- Artist: Francis Bacon
- Year: 1976
- Medium: Oil on canvas
- Dimensions: 34 cm × 29 cm (13 in × 11 in)
- Location: Musée National d'Art Moderne; Paris;

= Portrait of Michel Leiris (1976) =

1976 painting by Francis Bacon

Portrait of Michel Leiris (sometimes Study for Portrait of Michel Leiris) is a 1976 oil-on-canvas-panel painting by the Irish-born British artist Francis Bacon. It is the first of two portraits Bacon made of his close friend, the French surrealist writer and anthropologist Michel Leiris; the second followed in 1978.

The painting has been in the collection of the Musée National d'Art Moderne, Paris, since it was gifted by Michel and Louise Leiris in 1984. It was described by art critic and curator David Sylvester as "easily Bacon's finest portrait in close-up".

==Description==
Leiris is depicted against a flat black background, his face rendered in a radial swirl of luminous colours, his features distorted in a style typical of Bacon's portraits of the 1960s and 1970s.
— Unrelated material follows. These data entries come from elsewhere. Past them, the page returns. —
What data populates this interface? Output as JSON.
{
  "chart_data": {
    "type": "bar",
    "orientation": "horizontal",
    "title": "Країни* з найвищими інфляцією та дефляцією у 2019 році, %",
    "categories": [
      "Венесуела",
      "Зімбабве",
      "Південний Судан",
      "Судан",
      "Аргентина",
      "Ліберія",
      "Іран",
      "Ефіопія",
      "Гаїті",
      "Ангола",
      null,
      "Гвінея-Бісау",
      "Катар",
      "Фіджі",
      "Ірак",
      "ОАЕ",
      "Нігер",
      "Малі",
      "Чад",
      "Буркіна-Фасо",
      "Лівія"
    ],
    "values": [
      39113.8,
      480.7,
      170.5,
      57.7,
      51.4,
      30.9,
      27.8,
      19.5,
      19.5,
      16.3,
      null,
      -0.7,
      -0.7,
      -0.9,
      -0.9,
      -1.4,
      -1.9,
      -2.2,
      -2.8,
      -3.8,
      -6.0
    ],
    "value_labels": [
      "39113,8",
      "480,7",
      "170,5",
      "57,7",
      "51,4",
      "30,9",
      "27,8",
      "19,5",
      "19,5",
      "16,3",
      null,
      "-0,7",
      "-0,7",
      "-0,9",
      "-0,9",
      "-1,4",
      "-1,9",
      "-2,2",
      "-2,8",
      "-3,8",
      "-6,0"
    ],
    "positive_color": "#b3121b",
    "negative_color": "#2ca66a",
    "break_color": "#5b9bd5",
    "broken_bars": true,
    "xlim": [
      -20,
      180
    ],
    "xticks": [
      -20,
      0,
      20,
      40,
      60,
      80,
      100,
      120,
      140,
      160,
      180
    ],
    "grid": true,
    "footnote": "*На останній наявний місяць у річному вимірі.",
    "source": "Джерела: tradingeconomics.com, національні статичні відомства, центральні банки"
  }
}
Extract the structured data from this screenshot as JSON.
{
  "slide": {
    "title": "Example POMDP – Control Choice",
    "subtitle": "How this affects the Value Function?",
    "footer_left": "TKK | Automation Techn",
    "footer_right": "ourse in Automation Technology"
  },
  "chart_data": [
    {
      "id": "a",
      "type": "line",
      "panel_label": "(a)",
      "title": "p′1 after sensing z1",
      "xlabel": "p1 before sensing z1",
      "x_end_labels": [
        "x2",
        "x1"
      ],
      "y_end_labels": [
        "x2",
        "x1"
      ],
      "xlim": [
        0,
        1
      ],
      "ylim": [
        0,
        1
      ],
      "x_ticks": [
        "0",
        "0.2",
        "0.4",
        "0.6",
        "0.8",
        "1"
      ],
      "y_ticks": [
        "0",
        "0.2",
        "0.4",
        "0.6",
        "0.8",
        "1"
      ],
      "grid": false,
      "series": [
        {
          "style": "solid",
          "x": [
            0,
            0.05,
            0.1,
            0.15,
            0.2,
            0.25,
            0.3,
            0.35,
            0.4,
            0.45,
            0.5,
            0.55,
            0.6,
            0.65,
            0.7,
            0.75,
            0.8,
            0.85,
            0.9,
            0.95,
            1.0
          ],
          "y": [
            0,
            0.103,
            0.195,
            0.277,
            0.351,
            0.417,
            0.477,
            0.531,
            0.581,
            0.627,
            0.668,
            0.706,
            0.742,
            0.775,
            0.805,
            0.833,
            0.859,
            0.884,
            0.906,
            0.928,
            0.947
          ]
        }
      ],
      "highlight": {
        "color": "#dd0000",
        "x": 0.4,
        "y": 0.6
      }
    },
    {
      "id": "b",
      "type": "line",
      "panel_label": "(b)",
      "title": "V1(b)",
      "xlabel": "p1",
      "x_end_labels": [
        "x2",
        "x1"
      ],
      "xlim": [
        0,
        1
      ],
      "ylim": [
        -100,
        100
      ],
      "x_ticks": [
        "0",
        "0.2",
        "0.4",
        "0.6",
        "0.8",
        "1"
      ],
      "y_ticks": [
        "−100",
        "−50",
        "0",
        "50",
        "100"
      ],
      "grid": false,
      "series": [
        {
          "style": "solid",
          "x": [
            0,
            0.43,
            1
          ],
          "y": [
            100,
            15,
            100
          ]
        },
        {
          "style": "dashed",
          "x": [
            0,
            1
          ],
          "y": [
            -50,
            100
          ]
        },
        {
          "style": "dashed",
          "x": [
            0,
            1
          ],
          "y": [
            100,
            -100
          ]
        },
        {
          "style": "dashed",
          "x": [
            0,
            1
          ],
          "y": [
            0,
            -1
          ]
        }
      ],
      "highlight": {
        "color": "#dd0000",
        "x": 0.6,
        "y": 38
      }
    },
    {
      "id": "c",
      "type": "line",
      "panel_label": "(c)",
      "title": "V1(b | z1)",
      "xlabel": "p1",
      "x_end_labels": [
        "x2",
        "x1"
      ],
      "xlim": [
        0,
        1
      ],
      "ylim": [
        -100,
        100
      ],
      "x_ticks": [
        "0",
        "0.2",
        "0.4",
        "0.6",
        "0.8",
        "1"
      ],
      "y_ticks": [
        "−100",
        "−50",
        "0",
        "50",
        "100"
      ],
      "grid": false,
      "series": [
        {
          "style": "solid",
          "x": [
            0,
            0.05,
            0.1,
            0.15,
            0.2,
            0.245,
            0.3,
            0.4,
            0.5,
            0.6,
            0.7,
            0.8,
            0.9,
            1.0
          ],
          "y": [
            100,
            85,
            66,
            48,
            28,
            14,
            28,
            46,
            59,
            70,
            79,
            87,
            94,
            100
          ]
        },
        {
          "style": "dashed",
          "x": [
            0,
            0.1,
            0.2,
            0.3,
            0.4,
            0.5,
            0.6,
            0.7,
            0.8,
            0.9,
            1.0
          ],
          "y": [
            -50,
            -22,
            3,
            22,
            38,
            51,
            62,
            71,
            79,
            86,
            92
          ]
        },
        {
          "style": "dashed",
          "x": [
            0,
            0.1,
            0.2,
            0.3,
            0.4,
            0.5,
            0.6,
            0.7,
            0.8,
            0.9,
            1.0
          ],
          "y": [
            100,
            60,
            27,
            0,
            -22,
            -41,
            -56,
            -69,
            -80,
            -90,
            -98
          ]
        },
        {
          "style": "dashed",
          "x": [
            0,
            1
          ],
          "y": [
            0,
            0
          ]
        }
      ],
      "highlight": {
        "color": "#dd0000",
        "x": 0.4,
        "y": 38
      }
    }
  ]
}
Only his left eye remains intact from these distortions, and is over-sized compared to the rest of his face; the theme of the painting seems to center on the sense of vision. He sees to be, according to the critic Ernst van Alphen "under the influence of something he sees. He is in a kind of hypnotic trance".

The painting places an emphasis on Leiri's skull, and has been compared x-ray photographs used as source for his 1933 Crucifixion. For the same reason, and because of its reconstruction of the human head, it has also been compared to African tribal masks, which Bacon was keenly interested in.